Si stava sempre meglio prima, a Forte dei Marmi

Valentina Pigmei racconta su Internazionale storie e presente di un posto in cui il rischio maggiore è la nostalgia, fin da quando c'era Montale

 (AP Photo/Courtesy Tory Burch, Noa Griffel)
(AP Photo/Courtesy Tory Burch, Noa Griffel)

Valentina Pigmei, giornalista che conosce il posto, ha scritto per Internazionale una lunga descrizione e riflessione su cosa sia diventata la cittadina di Forte dei Marmi, località turistica toscana di vecchia fama e alterni fascini, facendosi aiutare da un altro esperto del luogo, lo scrittore Fabio Genovesi.

Qualche giorno fa ero a Forte dei Marmi, un posto che conosco bene, o almeno mi sembrava di conoscere bene, che passeggiavo per via Mazzini. Mi hanno fermato un ragazzo e una ragazza in bicicletta, cappellino in testa e piantina in mano: “Scusi, dov’è il centro storico?”.

“Di là”, ho risposto. “Ma è solo quel viale con i negozi?”. I due ragazzi si sono guardati e hanno riso: “Grazie, signora”. Poi hanno inforcato la bici e se ne sono andati spediti verso il mare. Ci sono rimasta subito un po’ male: io amo il Forte, lo amo a prescindere, anche se non ci vado quasi più e se non vado mai a vedere i negozi. Così ho deciso di andare a fare un giro. Erano le tre del pomeriggio, era tutto chiuso e immobile. È vero, il centro di Forte dei Marmi è solo uno shopping district di extralusso, un susseguirsi di vetrine.

Forse è sempre stato così, ma un tempo almeno c’era il cinema estivo nel cortile di una palazzina del centro, c’era la sala giochi con dentro fortemarmini veri, c’era quello che vendeva l’anguria con i tavoli di legno. Oggi è un paese laccato, sterilizzato, lucidato come il vetro di un negozio. Il paese-bomboniera, come lo chiama Fabio Genovesi, fortemarmino e autore di romanzi quasi sempre ambientati qui, e di un libro-reportage ormai di culto, Morte dei Marmi.

Cos’è successo al Forte? È successo che nell’ultimo decennio la grandissima maggioranza dei suoi immobili è stata venduta a stranieri: russi, arabi, svizzeri. Dove c’erano boschi e pinete – e case bellissime, dal gusto impeccabile, di ricchi italiani del nord – oggi ci sono villone color pastello, colonne, mosaici, fontane. Sono stati proprio i parmigiani, i milanesi, i fiorentini della prima ondata, mi spiega il sindaco Umberto Buratti, a vendere ai russi, più che ai locali. Sarà, ma il risultato è lo stesso. Da quando è arrivato questo “tsunami di denaro”, tutto è cambiato.
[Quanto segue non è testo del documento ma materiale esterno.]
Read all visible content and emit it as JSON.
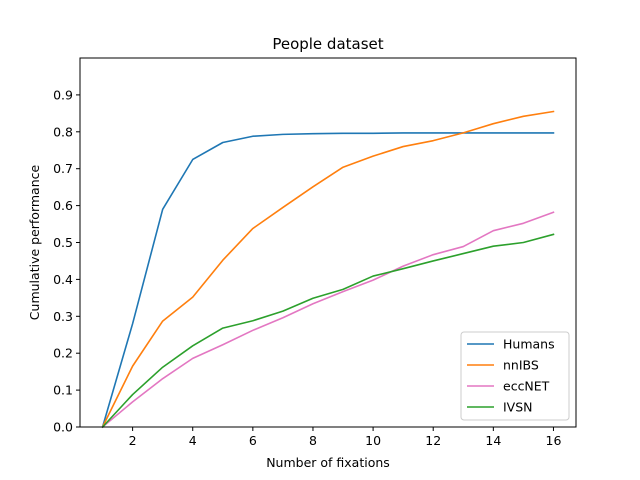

Certo, in paese i russi non sono molto amati, nonostante i soldi che hanno portato. Il proprietario di uno stabilimento balneare frequentato da gente normale, lontano insomma dagli sfarzi da Roma imperiale storicamente apprezzati dai vip, mi dice per esempio che quest’anno c’è stato un calo della clientela del 20 per cento. “La crisi colpisce la classe media, e quindi i nostri clienti sono i più colpiti. I russi? Io non li prendo. Da noi c’è solo una coppia con un bambino, ma sono russi normali. Quelli capricciosi con mille pretesi non li prendo. Preferisco lavorare un po’ meno, e non avere persone maleducate”.